L'avantage des séances de nuit est de susciter des moments un peu particuliers où les débats prennent un tour plus calme. Puisque c'est l'heure des confidences, je signale que j'ai eu le bonheur de travailler six ans pour l'État sur ces sujets, puis ensuite huit ans pour les régions. Je ne me sens donc d'aucune des deux cultures.
Depuis quarante-huit heures, un constat sous-tend nos débats : l'État s'est beaucoup désengagé de ce secteur, sur le plan financier et en accompagnant une forme de décentralisation, et les régions ont pris la place qui leur était dévolue. C'est la force et la raison d'être de la décentralisation.

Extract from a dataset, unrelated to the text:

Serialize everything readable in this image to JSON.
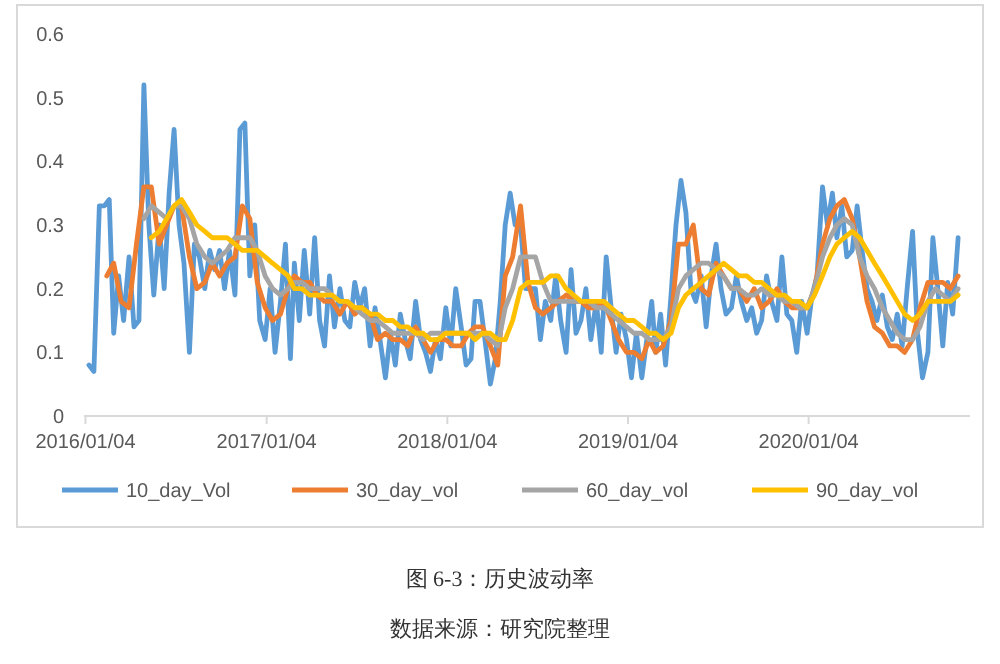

Non que les régions outrepassent la loi, mais la proximité permet d'aller plus vite et d'éviter les lourdeurs de l'État.
Comme le dit parfois Pierre Méhaignerie, les régions, à leur échelle bien sûr, et compte tenu des habitudes administratives, retomberont peut-être dans les travers de l'État ; il ne faut donc pas se faire trop d'illusions.
J'ai la faiblesse de penser que la décentralisation a montré son efficacité, notamment pour la gestion des lycées, et qu'on ne la remettra pas en cause. Si le constat n'est pas encore unanime sur la formation, il est en passe de l'être. La démarche de M. le secrétaire d'État, qui témoigne d'une volonté de reprise en main dans un souci d'efficacité, s'apparente en ce sens à un combat, non pas d'arrière-garde, mais à contre-courant de l'histoire.
Quant aux bassins d'emploi – dont nous débattrons, si j'ai bien compris, à l'automne –, le niveau de complexité augmente encore, puisqu'ils intéressent aussi les communes et les intercommunalités : les cartes, selon un problème bien français, ne se recouperont sans doute pas, et la mise en place du système prendra du temps. Mais il faudra bien prendre des décisions car, face aux dysfonctionnements, le maire ou le député sont souvent les derniers recours. Le besoin d'organisation dans les bassins d'emploi se fera sans doute sentir lorsque le système montera en puissance, et un consensus se dégagera sans doute ; pour l'heure, les clivages politiques demeurent.
La proposition de Pierre Méhaignerie en a entraîné une autre de la part de M. le secrétaire d'État, qui suggère que la tâche prévue incombe au Conseil national de la formation tout au long de la vie : les services du ministère poussent sans doute un grand « ouf » de soulagement, mais M. Balmary, lui, sera probablement très inquiet lorsqu'il découvrira la nouvelle. En tant que représentant du Parlement au Conseil national de la formation tout au long de la vie, je tiens à dire qu'il faudra très rapidement prévoir de nouveaux moyens pour cette institution, qui est de taille très modeste.
En outre, le Sénat devra revenir sur une mesure que notre assemblée a rejetée à l'article 1er, après qu'un accord avec le rapporteur eut échoué de peu : comment doter le Conseil national de la formation tout au long de la vie d'un pouvoir juridique afin d'obliger tous les acteurs à lui fournir les données statistiques ? Si la chose allait de soi pour l'État, il n'en va pas de même pour cette structure. En attendant nos débats sur l'article 20, la présente mesure laisse augurer, sinon un rapprochement, du moins un début d'apaisement. En instaurant un diagnostic partagé pour chaque bassin d'emploi, nous aurions déjà fait la moitié du chemin.
(L'amendement n° 27 , tel qu'il a été rectifié, est adopté.)